Deuxièmement, la cotisation complémentaire sera assise sur la valeur ajoutée, ce qui a pour conséquence très directe que la réforme, engagée au nom de l’objectif de rétablissement de la compétitivité de nos entreprises, va réintroduire dans l’assiette d’imposition les salaires qui en avaient été exclus en 1999, sous l’invocation du même objectif de défense de la compétitivité de l’économie française.
Concrètement, le prélèvement de 1, 5 % se traduira par une nouvelle cotisation de près de 2, 5 % sur les salaires bruts, s’ajoutant aux charges sociales déjà acquittées par les entreprises. Ce paradoxe ne peut être en partie surmonté que par l’allégement de 4, 3 milliards d’euros des prélèvements obligatoires dont bénéficieront globalement les entreprises et par l’aggravation concomitante du déficit public. Mes chers collègues, évitons de proclamer que nous supprimons la taxe professionnelle en créant une contribution économique territoriale qui aurait toutes les apparences d’une taxe professionnelle antérieure à 1999 !
Troisièmement, il existe un risque d’optimisation, car, en France, certains sont champions en la matière. L’Assemblée nationale devrait cependant y pourvoir en imposant que la valeur ajoutée soit calculée au niveau de la structure mère et non pas des filiales.
Le second volet de la réforme, à savoir la refonte des finances locales, est celui qui suscite aujourd’hui les crispations les plus visibles, à la mesure de l’enjeu pour les collectivités territoriales, qui perdront une recette leur rapportant globalement plus de 20 milliards d’euros par an.

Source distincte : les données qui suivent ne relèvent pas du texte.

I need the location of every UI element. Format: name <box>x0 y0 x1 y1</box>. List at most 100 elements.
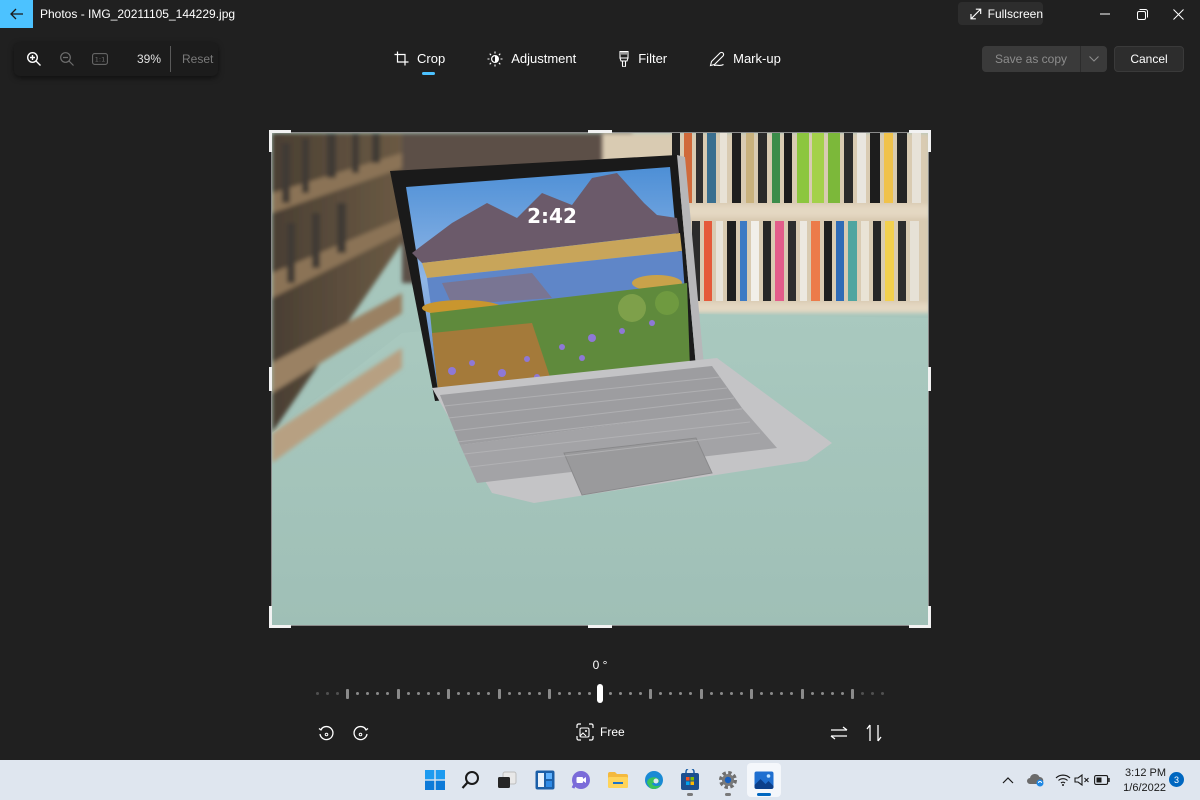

L’inquiétude est d’autant plus forte que les simulations détaillées par contribuable et par collectivité des conséquences de la suppression de la taxe professionnelle et de l’attribution de nouvelles ressources tardent à être diffusées auprès des intéressés. Celles qui sont d’ores et déjà disponibles paraissent peu lisibles et guère probantes…
D’ailleurs, monsieur le ministre, ces simulations ne se fondent que sur le texte du projet de loi de finances initial et ne prennent pas en compte les propositions de la commission des finances de l’Assemblée nationale. Peuvent-elles être réalisées de manière suffisamment éclairante dans des délais aussi courts et conduire à une prise de décision efficace par le Parlement, dès l’examen du présent projet de loi de finances ? Très sincèrement, je ne le pense pas…
J’ai bien noté la position du Gouvernement, qui peut se résumer ainsi : prenons les décisions maintenant et procédons l’année prochaine aux inévitables réglages qu’appelle une réforme de cette ampleur.
Pour ma part, je constate que 2010 sera une année de transition : profitons-en pour mettre en place une organisation des ressources locales qui soit fondée sur le plus large consensus possible et dissocions clairement le volet « entreprises » de la réforme, qui doit entrer en vigueur dès le 1er janvier prochain, du volet « collectivités territoriales », qui n’a vocation à s’appliquer qu’à partir de 2011, quoi qu’il arrive.
M. le rapporteur général de la commission des finances a fait une ouverture : inscrire ce dernier volet dans la seconde partie du projet de loi de finances, puisqu’il n’aura pas d’impact au cours de l’année 2010. Nous discuterons de cette proposition. Personnellement, je reste persuadé qu’il faudra mettre à profit les premiers mois de 2010 pour procéder aux derniers réglages et ne laisser subsister aucun soupçon ni aucun doute.